FOR THE NORTHERN DISTRICT OF CALIFORNIA
In re
K&M GLASS CO., INC., No. 1-86-01074
Debtor.
___________________________/
Memorandum of Decision
I. Introduction
This Chapter 11 case was commenced on July 7, 1986. A bar date for claims was set for
October 31, 1986. A plan of reorganization was confirmed on May 7, 1987, and distributions
under the plan began in May, 1988. Since that time, the debtor has paid almost all of its claims;
full payment will be achieved within a few months.
In March of 1988, auditors for the Northern California Glaziers, Architectural Metal and
Glassworkers Welfare Trust ("Trust") completed an audit of the debtor's records and determined
that the debtor owed it about $60,000.00 in benefit payments, mostly prepetition. At that time,
the attorney for the trust learned that the debtor was in bankruptcy. The Trust had not been
scheduled as a creditor, although union officials had knowledge of the bankruptcy.
Although the Trust had full knowledge of its claim, the bankruptcy filing, and confirmation
of the debtor's plan by August of 1988, due to an "oversight" in its counsel's office no action
was taken for almost four years, during which time the debtor reorganized its affairs, paid its
creditors, and acquired assets pursuant to its confirmed plan. The Trust's motion now before
the court seeks leave to modify the plan, file a dischargeability action, and file a late claim.
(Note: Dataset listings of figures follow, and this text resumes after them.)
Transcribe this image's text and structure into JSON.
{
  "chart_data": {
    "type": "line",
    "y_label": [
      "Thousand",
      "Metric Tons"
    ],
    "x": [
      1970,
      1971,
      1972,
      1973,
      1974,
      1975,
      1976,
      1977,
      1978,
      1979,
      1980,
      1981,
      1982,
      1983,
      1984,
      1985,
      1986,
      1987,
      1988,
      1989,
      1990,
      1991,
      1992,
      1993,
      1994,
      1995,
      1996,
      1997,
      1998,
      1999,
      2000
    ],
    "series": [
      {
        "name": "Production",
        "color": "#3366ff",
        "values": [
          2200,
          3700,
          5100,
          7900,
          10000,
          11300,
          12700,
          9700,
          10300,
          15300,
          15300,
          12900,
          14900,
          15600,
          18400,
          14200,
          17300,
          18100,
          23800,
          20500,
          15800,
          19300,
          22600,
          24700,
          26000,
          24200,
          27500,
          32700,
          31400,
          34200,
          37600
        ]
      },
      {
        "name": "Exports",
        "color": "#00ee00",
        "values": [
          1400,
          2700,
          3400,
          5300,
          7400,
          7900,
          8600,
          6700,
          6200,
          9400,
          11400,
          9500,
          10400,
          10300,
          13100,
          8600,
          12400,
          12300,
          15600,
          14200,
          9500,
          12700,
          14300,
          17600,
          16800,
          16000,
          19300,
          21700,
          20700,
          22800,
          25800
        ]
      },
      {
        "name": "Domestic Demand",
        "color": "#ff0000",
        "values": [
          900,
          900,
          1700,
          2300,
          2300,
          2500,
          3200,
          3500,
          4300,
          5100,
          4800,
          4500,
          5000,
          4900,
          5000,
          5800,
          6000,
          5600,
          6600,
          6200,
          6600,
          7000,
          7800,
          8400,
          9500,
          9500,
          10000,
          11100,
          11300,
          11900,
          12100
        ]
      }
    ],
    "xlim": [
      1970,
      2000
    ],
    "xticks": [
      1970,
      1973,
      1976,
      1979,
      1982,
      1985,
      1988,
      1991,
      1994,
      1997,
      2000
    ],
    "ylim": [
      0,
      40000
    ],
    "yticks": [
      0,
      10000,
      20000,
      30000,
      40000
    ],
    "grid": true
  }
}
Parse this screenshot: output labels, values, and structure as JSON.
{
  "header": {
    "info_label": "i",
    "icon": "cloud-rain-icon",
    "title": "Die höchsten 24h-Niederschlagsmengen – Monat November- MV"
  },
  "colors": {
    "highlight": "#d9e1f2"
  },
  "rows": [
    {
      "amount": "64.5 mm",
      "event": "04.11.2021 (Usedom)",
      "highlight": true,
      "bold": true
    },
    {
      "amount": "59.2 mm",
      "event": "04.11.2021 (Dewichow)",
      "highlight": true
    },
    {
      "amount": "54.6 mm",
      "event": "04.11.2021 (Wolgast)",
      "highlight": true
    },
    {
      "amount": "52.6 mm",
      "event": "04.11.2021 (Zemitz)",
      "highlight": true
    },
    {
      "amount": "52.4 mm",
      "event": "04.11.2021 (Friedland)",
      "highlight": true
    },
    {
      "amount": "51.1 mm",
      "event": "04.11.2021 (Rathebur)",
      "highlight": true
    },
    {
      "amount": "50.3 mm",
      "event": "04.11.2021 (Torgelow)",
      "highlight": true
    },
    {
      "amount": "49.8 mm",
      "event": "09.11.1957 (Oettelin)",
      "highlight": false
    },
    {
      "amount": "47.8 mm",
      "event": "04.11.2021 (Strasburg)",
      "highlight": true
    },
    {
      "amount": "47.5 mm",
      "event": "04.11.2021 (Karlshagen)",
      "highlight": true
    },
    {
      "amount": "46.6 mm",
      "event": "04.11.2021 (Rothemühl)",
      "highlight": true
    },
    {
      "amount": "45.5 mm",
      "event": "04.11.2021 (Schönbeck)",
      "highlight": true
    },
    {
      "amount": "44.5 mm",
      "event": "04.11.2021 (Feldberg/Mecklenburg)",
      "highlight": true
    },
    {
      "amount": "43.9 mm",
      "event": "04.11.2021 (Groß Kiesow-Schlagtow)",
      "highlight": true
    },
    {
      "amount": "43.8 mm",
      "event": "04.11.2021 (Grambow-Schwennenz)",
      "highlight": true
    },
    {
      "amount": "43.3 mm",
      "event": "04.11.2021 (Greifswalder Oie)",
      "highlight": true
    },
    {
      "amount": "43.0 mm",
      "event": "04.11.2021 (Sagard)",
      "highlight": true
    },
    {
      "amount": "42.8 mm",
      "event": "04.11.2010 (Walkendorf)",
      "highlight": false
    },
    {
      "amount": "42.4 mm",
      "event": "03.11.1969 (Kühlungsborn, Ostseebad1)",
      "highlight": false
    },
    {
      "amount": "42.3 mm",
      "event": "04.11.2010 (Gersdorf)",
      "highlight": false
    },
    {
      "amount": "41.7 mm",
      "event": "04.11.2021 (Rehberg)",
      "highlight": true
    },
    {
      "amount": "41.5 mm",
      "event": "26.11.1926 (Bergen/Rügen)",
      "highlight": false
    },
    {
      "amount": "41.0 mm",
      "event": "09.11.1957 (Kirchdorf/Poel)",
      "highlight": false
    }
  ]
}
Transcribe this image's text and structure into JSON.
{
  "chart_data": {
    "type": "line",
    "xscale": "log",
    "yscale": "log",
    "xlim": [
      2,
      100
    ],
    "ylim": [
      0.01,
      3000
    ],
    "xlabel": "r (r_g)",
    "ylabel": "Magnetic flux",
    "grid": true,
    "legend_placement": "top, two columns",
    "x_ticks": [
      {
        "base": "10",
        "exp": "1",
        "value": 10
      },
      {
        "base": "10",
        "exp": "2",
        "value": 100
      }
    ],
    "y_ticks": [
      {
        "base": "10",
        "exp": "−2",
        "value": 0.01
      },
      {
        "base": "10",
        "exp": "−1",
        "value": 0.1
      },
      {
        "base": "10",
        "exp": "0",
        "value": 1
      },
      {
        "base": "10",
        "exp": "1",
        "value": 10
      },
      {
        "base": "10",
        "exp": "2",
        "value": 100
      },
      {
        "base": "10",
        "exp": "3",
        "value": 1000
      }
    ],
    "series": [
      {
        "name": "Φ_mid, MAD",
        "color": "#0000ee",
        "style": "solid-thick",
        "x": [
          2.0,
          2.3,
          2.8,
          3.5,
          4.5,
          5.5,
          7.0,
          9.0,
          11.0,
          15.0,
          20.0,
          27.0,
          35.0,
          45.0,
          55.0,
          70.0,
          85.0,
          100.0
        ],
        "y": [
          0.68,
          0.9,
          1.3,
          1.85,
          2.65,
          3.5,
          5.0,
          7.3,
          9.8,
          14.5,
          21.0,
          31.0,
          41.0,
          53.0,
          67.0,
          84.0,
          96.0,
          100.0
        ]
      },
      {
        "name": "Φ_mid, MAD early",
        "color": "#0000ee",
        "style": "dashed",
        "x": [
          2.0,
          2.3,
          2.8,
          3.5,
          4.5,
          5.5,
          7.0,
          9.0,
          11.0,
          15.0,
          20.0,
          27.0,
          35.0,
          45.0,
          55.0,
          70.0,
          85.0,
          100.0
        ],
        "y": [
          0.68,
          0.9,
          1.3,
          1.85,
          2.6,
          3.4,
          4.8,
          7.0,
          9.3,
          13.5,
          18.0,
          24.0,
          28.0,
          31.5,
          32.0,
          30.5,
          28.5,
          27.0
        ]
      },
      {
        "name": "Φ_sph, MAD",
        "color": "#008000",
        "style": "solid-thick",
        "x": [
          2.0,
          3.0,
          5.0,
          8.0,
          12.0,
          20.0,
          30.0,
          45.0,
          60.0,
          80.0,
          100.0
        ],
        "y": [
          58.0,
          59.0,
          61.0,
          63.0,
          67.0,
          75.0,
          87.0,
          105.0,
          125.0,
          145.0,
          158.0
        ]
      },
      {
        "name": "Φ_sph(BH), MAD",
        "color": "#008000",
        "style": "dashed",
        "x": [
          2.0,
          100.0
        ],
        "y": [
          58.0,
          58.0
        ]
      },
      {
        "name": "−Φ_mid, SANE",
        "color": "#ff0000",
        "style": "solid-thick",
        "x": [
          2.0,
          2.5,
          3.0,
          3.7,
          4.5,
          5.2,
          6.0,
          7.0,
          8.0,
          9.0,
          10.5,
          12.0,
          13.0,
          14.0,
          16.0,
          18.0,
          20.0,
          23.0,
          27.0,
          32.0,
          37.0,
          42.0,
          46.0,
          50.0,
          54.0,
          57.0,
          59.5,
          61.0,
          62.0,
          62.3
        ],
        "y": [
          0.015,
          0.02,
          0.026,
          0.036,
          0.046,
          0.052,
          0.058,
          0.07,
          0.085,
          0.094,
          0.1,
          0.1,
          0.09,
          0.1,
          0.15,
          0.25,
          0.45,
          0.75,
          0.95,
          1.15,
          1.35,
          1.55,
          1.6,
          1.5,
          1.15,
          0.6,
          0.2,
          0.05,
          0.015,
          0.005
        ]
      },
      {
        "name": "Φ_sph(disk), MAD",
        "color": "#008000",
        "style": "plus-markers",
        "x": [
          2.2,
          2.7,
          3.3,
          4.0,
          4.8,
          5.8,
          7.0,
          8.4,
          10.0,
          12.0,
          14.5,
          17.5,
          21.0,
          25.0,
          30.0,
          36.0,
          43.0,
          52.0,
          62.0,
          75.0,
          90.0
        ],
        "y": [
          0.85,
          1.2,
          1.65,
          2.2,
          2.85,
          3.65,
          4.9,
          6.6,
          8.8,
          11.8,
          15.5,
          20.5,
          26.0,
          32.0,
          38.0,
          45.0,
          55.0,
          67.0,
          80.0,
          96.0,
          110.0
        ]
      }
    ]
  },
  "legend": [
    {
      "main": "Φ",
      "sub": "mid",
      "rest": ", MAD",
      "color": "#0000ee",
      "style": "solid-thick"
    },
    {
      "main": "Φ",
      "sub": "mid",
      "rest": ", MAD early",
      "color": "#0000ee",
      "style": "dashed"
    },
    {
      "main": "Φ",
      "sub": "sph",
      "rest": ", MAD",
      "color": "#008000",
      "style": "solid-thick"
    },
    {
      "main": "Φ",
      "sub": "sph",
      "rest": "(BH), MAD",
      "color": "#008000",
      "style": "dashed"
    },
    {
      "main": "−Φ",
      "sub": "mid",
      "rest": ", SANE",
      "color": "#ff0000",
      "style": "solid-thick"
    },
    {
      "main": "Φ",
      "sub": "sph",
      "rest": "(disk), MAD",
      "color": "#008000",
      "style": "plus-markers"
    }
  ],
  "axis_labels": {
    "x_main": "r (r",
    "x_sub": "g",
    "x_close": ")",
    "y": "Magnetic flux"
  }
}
II. Modification of the Plan
There is no basis upon which a plan can be modified at the request of a creditor. Section
1127(b) of the Bankruptcy Code restricts the right to modify the plan to the plan proponent or
the reorganized debtor, and provides that the plan may not be modified after substantial
consummation. The Trust was not the plan proponent, and the plan has been substantially
consummated. The motion to modify the plan must therefore be denied. The court notes that
it is also far too late to seek revocation of confirmation pursuant to section 1144 of the Code.
III. Dischargeability Action
The Trust's arguments regarding the statute of limitations for filing a dischargeability action
are meaningless, as there is no such thing as a dischargeability action against a corporate debtor.
Section 1141(d)(2), which excepts certain debts from discharge, does not apply to corporations.
see
Beard v.
A.H. Robins, Inc., 828 F.2d 1029 (4th Cir 1987).
IV. Leave to File Late Claim
While the court recognizes its equitable power to allow late claims in certain instances, no
good cause exists to do so in this case. Had the Trust timely asserted its claim in 1988, before
the debtor began performing its plan, the claim could have been litigated and allowed and the
plan modified if needed. It is patently unfair to the debtor to force it to litigate the issue now,
after it has paid almost all of its debts and at a time when itno longer has the power to modify
the plan.
Moreover, the reasons put forward as excusing the four-year delay in bringing this matter
before the court do not come close to good cause. Counsel for the Trust attempts to blame the
clerk's office for only making the file available rather than copying what was already a
voluminous file. She further blames the effect on her of "the internal changes resulting from
the departure of two of the firm's five attorneys, and the hiring of two others." The court finds
such excuses insufficient to justify the failure to act in a timely manner.
V. Conclusion
Regardless of whether earlier knowledge of the bankruptcy proceedings can be imputed to
the Trust, it clearly had knowledge of all relevant facts by August of 1988. Its failure to act in
a timely and responsible manner thereafter is unjustified, and the prejudice to the debtor in
allowing claims litigation to proceed at this late date would be severe. Accordingly, its motion
will be denied in its entirety. Counsel for the debtor shall submit an appropriate form of order.